When my favorite aunt and uncle made their annual surprise visit (put a bunch of dates on a dartboard, put on a blindfold, and just start chucking darts and your guess will probably be as accurate as mine) I was uncomfortably devoid of entertainment ideas. We're a rag-tag group of unlikely companions, you see? Whatever we do has to appeal to everyone; the master stonemason who can find beauty and great feats of engineering in what seems like a simple retaining wall, the educator with three masters degrees, the Sunday Times Crossword Warrior and retired welder, and then two millennial writers and science fiction buffs who will end up grudgingly doing whatever the grown-ups are but would love to have a great time, too.
I love a good museum. Give me something pretty, something educational, something I have never seen or seen a million times before; I'll spend all day looking at curated wonder. But The Wild Center is something a little different. To be sure, it has the beautiful displays and bits of fun facts of history and science, but when they say that The Wild Center is where the wilderness comes alive they mean it and I don't think I've ever experienced a museum-like it.
Do you remember when you were a kid and you didn't have a care in the world? I do. I remember playing with spiders, getting lost in the Catskills with my other pre-teen friends trying to climb a mountain, hanging from the jungle gym by my knees to see just how much swing I can get without using my hands, climbing up and over the big pillars at the playground and perched defiantly on the top of Chief Big Mac's nose (however did I get there?) at McDonald's Playland. Those were great times. And then there was learning time. Learning time was different. Learning time was quiet. It wasn't where you could run and jump and touch and experience, it was where you could devour knowledge and solve the mysteries of the world and be awed and play-act maturity until it became your every day. In my youth, maybe in yours as well, never the twain did meet.
And that was okay.
But what a wonderful age we live in - where living and learning can be combined and appeal to every age and every demographic. That is The Wild Center.
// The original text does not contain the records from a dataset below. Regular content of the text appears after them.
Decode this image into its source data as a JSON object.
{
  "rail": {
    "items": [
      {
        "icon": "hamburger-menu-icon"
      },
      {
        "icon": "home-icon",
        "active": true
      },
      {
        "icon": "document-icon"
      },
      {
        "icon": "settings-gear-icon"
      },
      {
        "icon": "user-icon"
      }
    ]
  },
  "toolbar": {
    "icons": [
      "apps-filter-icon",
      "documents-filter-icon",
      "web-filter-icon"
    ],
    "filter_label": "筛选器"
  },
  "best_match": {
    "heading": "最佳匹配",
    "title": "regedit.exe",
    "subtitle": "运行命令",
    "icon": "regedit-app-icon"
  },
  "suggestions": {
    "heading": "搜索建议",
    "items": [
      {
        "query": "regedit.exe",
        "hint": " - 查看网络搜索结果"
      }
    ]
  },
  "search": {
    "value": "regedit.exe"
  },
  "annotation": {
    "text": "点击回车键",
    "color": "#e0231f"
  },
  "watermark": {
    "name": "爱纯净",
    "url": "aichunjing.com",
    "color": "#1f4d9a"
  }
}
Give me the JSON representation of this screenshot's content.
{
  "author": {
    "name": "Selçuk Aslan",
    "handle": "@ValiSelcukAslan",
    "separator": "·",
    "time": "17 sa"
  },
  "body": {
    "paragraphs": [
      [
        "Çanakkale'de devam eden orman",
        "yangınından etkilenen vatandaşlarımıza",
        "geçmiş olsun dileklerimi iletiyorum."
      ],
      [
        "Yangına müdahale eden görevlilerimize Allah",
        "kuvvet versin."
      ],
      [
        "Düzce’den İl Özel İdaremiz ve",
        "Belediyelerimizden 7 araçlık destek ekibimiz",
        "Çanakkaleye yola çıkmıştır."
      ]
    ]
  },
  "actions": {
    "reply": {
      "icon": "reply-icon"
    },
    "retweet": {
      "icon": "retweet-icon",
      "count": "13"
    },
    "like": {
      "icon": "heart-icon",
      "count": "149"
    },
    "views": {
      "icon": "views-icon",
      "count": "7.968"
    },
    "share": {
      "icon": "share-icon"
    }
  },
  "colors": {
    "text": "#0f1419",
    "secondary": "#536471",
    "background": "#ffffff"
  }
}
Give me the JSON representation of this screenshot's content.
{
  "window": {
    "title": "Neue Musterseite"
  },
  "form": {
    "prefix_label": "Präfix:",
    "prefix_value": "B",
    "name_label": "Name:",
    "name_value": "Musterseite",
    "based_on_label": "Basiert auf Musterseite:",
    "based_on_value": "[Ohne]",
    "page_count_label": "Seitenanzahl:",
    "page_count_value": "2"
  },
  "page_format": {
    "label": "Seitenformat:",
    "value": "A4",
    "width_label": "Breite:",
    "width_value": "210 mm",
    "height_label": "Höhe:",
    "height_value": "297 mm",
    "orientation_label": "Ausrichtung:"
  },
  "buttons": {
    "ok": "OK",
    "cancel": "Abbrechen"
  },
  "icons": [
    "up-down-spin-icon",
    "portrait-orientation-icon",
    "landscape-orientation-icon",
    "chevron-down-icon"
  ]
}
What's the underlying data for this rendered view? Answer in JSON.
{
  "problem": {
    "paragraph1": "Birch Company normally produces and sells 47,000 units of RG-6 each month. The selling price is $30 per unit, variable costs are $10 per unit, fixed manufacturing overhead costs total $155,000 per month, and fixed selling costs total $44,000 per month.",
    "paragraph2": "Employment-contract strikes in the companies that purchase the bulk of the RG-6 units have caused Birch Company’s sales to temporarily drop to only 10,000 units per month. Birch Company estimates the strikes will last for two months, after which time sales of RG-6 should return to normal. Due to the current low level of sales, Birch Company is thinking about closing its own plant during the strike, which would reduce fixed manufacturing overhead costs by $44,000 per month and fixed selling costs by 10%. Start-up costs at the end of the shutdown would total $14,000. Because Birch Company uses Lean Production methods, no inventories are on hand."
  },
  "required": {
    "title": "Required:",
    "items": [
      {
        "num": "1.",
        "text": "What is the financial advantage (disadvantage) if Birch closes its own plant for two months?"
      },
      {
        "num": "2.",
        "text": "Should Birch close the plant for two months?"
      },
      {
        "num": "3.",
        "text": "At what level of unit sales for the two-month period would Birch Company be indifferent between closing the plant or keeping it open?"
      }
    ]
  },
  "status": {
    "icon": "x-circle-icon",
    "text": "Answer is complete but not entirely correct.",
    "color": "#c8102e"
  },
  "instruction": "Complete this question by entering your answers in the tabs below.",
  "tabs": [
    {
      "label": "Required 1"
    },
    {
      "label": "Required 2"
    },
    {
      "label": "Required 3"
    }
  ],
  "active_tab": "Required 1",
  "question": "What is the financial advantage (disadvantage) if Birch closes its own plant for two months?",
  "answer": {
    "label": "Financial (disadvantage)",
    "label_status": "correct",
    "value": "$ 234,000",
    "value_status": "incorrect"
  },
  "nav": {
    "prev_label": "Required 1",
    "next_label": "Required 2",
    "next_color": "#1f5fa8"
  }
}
The Wild Walk, the center's newest attraction was our first stop. It's called, by some, the "Highline of the Forest" and that is generally what I expected. A beautiful, if straight-shot, walk over the trees. That would be an incorrect assumption. Branching out like the limbs of a tree itself, this is a museum without walls, this is a learning adventure; its very entrance a bird observatory curated by the natural world, and each step of the way a new experience or new information to delight in or to devour.
In the Wild Walk, the jungle gym of my youth has grown wings to fly but has never really grown up; so much so that I, by all accounts an avowed party-pooper and stick in the mud, was inspired to play haphazardly again.
If it were just The Wild Walk, I would have been happy, but that is just one part of The Wild Center. The Hall of the Adirondacks is full of nearly hands-on learning; from bog orchids or carnivorous plants like pitcher plants and Venus flytraps to fish like brook trout and sturgeon and then to land animals as small as snapping turtles to as large and lively as river otters or bright and colorful as mandarin ducks to the flora and fauna of our Adirondack ecosystem. The Hall of the Adirondacks presents a unique opportunity to experience the remarkable diversity that may ordinarily go unseen or unnoticed.
But there is more, too. Walking and hiking trails, canoe and stand up paddleboard tours, play areas designed to allow a place for kids to interact with the forest, lecture series and special demonstrations make this museum (can I really call it that? what would you call it?) a gem well worth traveling to see. So what are you waiting for? It's going into hibernation on Halloween.